Villanos con la cercanía humana necesaria para convertirse en héroes. Perdedores tan conectados a nosotros que acabamos deseando su esperpéntica gloria. Personajes al fin y al cabo que pueden habitar en novelas policíacas recientes como Olegaroy, de David Toscana o en una novela de humor ácido e inteligente con tintes existencialistas de hiriente realismo como Las cenizas y las cosas.

El mundillo de la literatura está sembrado de escritores en ciernes que nunca llegan a esa meta teórica que es el éxito. Y en esa tierra de nadie es donde encontramos a Niarf Yahamadi, un exótico narrador entre mexicano e iraní con las habituales ínfulas del escritor que se entiende necesario para explicar el devenir del mundo. Solo que el mundo todavía no le escucha con demasiado interés y su literatura se pierde en el limbo de la intrascendencia.

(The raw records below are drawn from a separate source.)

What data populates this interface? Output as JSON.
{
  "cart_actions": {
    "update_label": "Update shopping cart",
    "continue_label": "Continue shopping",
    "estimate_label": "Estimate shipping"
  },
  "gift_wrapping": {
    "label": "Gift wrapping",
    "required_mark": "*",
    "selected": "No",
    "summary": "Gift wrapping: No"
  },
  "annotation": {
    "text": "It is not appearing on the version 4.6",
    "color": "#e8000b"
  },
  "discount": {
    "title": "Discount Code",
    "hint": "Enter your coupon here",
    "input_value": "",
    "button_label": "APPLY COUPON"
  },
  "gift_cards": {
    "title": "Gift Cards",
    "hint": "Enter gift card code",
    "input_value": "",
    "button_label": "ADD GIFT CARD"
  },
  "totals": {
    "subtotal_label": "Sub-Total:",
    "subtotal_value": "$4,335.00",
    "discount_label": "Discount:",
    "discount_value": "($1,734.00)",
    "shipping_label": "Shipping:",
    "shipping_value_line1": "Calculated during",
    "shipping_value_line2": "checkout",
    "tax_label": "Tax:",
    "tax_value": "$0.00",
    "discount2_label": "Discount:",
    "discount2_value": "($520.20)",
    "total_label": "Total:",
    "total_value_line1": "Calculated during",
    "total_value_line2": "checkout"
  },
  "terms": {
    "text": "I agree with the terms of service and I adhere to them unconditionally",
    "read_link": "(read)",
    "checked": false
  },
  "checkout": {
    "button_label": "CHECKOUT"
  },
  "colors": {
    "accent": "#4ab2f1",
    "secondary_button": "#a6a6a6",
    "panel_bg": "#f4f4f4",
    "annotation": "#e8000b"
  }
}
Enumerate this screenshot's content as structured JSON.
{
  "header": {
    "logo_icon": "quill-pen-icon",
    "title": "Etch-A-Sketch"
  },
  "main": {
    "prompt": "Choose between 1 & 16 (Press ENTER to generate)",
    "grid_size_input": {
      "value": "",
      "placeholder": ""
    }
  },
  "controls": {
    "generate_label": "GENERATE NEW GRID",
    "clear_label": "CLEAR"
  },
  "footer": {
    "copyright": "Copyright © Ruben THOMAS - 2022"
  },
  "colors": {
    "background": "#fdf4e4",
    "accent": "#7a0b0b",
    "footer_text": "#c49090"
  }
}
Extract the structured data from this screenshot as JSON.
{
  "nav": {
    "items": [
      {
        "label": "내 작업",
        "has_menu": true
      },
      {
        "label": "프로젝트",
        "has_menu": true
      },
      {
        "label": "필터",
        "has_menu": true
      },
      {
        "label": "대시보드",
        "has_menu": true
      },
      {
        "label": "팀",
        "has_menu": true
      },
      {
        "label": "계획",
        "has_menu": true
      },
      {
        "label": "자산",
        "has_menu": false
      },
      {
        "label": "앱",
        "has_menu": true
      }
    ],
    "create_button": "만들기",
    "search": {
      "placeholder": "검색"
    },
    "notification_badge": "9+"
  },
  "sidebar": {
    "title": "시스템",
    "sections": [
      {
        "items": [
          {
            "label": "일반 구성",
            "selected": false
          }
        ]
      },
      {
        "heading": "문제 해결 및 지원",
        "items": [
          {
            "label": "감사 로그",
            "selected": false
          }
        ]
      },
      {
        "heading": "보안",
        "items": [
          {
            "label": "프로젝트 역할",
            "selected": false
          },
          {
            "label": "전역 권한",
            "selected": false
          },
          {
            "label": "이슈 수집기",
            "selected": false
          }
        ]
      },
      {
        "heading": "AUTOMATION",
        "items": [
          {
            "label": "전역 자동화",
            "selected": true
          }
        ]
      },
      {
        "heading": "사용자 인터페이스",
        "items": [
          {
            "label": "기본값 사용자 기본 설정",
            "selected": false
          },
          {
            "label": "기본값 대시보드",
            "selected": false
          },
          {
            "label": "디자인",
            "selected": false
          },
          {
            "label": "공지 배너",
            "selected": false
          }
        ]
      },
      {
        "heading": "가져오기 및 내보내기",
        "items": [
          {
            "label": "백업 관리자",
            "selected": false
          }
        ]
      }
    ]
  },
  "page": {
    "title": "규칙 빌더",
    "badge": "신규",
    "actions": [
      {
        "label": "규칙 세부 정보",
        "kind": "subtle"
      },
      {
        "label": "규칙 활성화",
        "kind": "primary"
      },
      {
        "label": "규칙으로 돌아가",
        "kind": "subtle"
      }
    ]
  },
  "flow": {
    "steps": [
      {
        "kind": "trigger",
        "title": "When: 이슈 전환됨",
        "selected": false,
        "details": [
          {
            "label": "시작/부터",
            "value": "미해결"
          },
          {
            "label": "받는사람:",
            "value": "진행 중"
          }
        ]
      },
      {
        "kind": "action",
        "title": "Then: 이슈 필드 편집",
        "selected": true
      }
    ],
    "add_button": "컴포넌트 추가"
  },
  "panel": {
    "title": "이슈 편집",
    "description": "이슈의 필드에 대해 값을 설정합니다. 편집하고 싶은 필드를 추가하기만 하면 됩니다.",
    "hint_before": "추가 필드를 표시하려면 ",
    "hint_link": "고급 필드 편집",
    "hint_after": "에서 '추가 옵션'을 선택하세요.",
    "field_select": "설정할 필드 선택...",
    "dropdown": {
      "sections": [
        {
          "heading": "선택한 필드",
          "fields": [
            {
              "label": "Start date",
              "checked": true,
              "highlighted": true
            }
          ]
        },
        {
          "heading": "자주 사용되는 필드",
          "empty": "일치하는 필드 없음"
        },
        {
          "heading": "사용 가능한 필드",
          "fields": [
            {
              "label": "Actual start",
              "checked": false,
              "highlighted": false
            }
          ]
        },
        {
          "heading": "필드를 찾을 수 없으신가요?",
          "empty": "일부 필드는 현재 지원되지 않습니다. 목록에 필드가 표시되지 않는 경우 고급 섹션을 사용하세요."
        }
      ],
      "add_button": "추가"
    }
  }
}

Hasta que desde la lejana localidad de San Ismael (tan lejana que parece otro mundo respecto al New York en el que se pierde el protagonista) lo invitan a inaugurar un auditorio. Para más desconcierto, además se le indica que dicho espacio llevará su nombre.

Parece ser que los ecos de sus trovas gritadas al mundo saltaron las fronteras y acabaron arraigando en otro lugar. Pero el asunto es tan extraño que Niarf se pensará dos veces qué pinta el ahí, guiado por una extraña carta que lo convoca a la gloria.

Los golpes de suerte pueden ser así, extraños, inesperados. Así que empujado por la curiosidad, Niarf acaba viajando hasta un lugar en el que finalmente nadie lo espera y cuya presentación en el lugar de la cita desconcierta e incomoda.

Puede que se trate de uno de esos sueños de éxito del eterno aspirante a escritor, una vocación que puede llevarte años, una vida entera (y cuyo mayor logro pueda residir precisamente en ese tiempo de inercia que ocupa la vida en una obra, por pequeña que esta sea). Porque San Ismael va configurándose como una pesadilla pra Niarf, un epicentro para el apocalipsis de la realidad. La sima del pacífico para decicir empezar la destrucción del mundo desde ese lugar.

Sin saber muy bien cómo ha conseguido escapar de ahí (tal que el despertar de un sueño como única salida), Niarf retoma el camino a casa, ese New York en el que seguir siendo nadie mientras se espera el verdadero golpe de suerte. Solo que las pesadillas suelen encadenarse con falicidad y el viaje aún no ha terminado.